Ninety minutes before tip-off at The Palace of Auburn Hills, the Detroit Pistons get ready to square off in an NBA Central Division showdown. Meanwhile, another elite team is preparing for action behind the scenes. Chris Pittenturf, vice president of data and analytics, is in the arena’s command center, helping security leaders and front office executives interpret real-time data from a robust and complex system of reports and dashboards his team has built with a technology partner, Incite Informatics.
Armed with this data, Pittenturf’s colleagues will sell more merchandise, dramatically reduce wait times, improve safety, and provide a better overall experience for the twenty thousand-plus fans in attendance. The goal is to use data to create a unique fan experience anchored by personal interaction. “We want to be better at using data and technology than anyone else in sports and entertainment,” says Pittenturf, who joined Palace Sports & Entertainment in 2005 as a member of the IT team. The company, led by Tom Gores and Platinum Equity, also owns other venues, including DTE Energy Music Theatre, and operating rights to Meadow Brook Amphitheater and Freedom Hill Amphitheater.
As fans arrive, those huddled in the command center watch the basketball game (or other live events) unfold like a story told through rich data. “We’ve set up the infrastructure that lets us see the event live and breathe. And that’s valuable,” Pittenturf says. “Instead of doing a postmortem, we’re able to adjust and react on the fly.”

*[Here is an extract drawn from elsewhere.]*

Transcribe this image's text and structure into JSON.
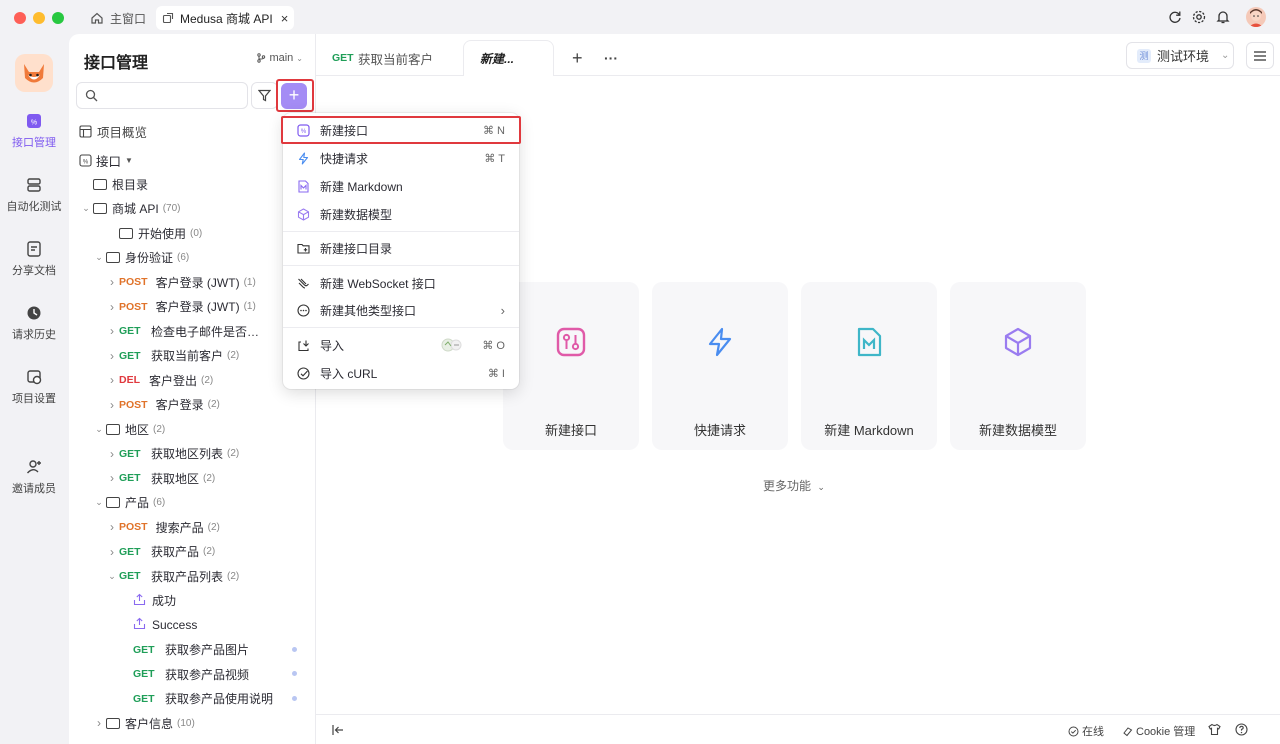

As stadium greeters scan what seems like a countless number of tickets, they know how many people are in The Palace at any given moment. If fans are late to arrive, Pittenturf’s team can compare the night to a similar event or scan weather and traffic alerts. They watch crowd sizes in each section in order to dispatch the proper number of ushers and monitor merchandise sales to ensure all items are in stock and on hand. Other tech initiatives from Pittenturf’s team supplement the data. He has worked with his colleagues to leverage Wi-Fi throughout Palace Sports’ properties. “Most people watching live events want to stay connected so they use our Wi-Fi, which is gated with authentication,” he explains. Users must enter their name and email address for access—which gives Palace Sports a way to gather data from its actual attending audience instead of drawing information only from those that actually purchased the tickets.
It’s an important piece of information because Palace Sports must learn as much as possible about its customers before it can provide an engaging experience night in and night out. “The more data we can accumulate about fan behavior and preferences, the more customized we can be,” he says. “Instead of blindly messaging an entire mailing list, we can then target specific demographics based on age, marital status, gender, and other attributes. We don’t want to spend money advertising an event for families with small children to a single college kid.”

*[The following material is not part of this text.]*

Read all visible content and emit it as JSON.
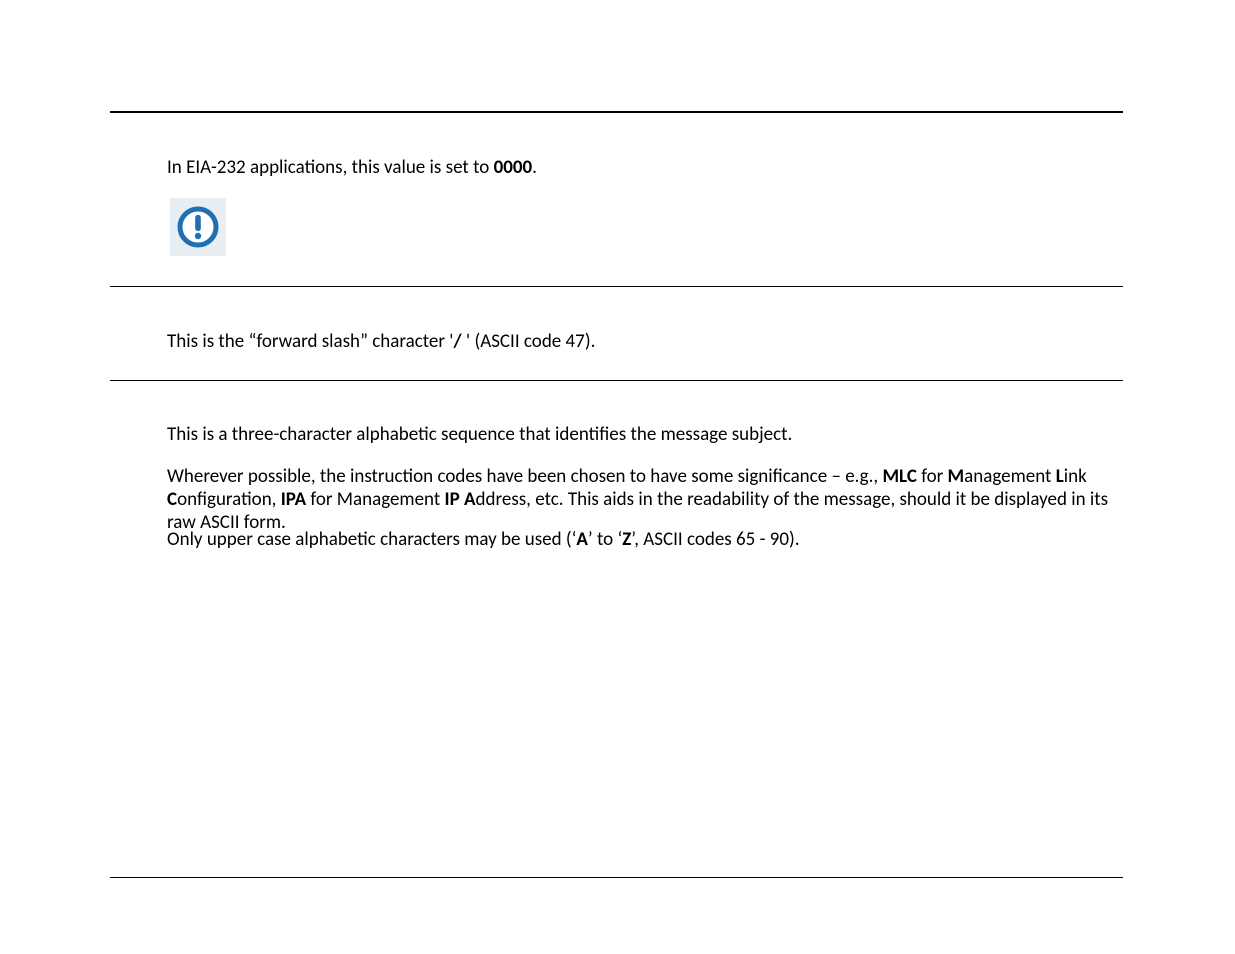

That data is then processed through a data warehouse that lets Palace Sports customize its message and avoid user fatigue, as consumers frequently unsubscribe from lists or delete messages if they aren’t customized, relevant, and timely.
Palace’s intense focus on the power of data and analytics started with Gores’s arrival in 2011. His global investment firm, Platinum Equity, includes automotive, tech, and telecom companies. New CEO Dennis Mannion and his leadership team wanted to formalize data collection to unite disparate departments. Leaders asked Pittenturf—who had been bringing data-producing systems into the CRM and supporting business intelligence efforts—to manage CRM, business intelligence, and market research in one new department.

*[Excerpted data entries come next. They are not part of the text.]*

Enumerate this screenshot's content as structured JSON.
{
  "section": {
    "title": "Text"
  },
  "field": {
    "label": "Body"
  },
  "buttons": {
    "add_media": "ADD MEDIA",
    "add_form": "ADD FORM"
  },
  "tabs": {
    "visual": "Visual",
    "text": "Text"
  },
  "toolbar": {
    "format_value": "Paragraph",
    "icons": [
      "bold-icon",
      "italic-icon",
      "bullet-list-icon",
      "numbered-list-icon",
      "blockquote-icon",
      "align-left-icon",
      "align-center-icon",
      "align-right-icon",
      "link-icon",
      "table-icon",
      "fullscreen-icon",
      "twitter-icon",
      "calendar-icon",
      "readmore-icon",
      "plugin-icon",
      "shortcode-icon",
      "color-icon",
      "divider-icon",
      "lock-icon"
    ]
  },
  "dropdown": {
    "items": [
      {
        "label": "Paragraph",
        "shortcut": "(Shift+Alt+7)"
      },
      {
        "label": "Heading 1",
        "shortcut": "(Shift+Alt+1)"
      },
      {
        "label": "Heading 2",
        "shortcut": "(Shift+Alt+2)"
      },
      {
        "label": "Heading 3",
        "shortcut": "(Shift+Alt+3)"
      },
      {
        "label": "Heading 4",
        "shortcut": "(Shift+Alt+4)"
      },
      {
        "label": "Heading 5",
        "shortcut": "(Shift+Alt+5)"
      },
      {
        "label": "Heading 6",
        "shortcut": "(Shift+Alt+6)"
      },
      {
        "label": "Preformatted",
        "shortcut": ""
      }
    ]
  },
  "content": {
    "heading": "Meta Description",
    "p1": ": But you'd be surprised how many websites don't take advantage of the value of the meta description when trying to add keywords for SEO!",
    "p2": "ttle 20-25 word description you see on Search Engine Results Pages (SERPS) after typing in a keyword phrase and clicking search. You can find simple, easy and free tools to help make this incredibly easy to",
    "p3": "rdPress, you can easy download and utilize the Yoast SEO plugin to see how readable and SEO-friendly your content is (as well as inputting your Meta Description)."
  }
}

That department has learned many important lessons during its first four years. “We know we have to hustle,” Pittenturf says. “Consumer expectations and behaviors change and data teams have to be agile in order to provide a great experience or they do a huge disservice to the whole company.” Similar to many entertainment companies, Palace Sports & Entertainment is targeting tech-savvy millennials, a group that will soon pass baby boomers as the largest consumer cohort. They over-index on social platforms, gravitate toward the next best thing, and eschew the strong loyalty their parents had for iconic brands.
This younger group coming into prominence has a new level of expectation. “We have to provide them with the best experience in entertainment, and that puts a premium on my department and on data collection to do our job well. We’re under pressure,” Pittenturf says. But he also knows his team is up to the task. They’re now researching more ways to implement mobile wallet solutions that add convenience and gather more data. They’re also looking into immersive and interactive experiences.
In the not-too-distant future, friends scattered across the globe may be able to livestream the same concert together, each experiencing a Palace Entertainment venue without ever leaving home. Or maybe they’ll buy a virtual ticket for a courtside seat at a Pistons game and “attend” it with someone who lives halfway around the world. Pittenturf’s team is doing innovative work with data and technology in the sports and entertainment space, and they’re not about to slow down. “Technology continues to change the fan experience as we know it,” he says. “And we want to set the standard.”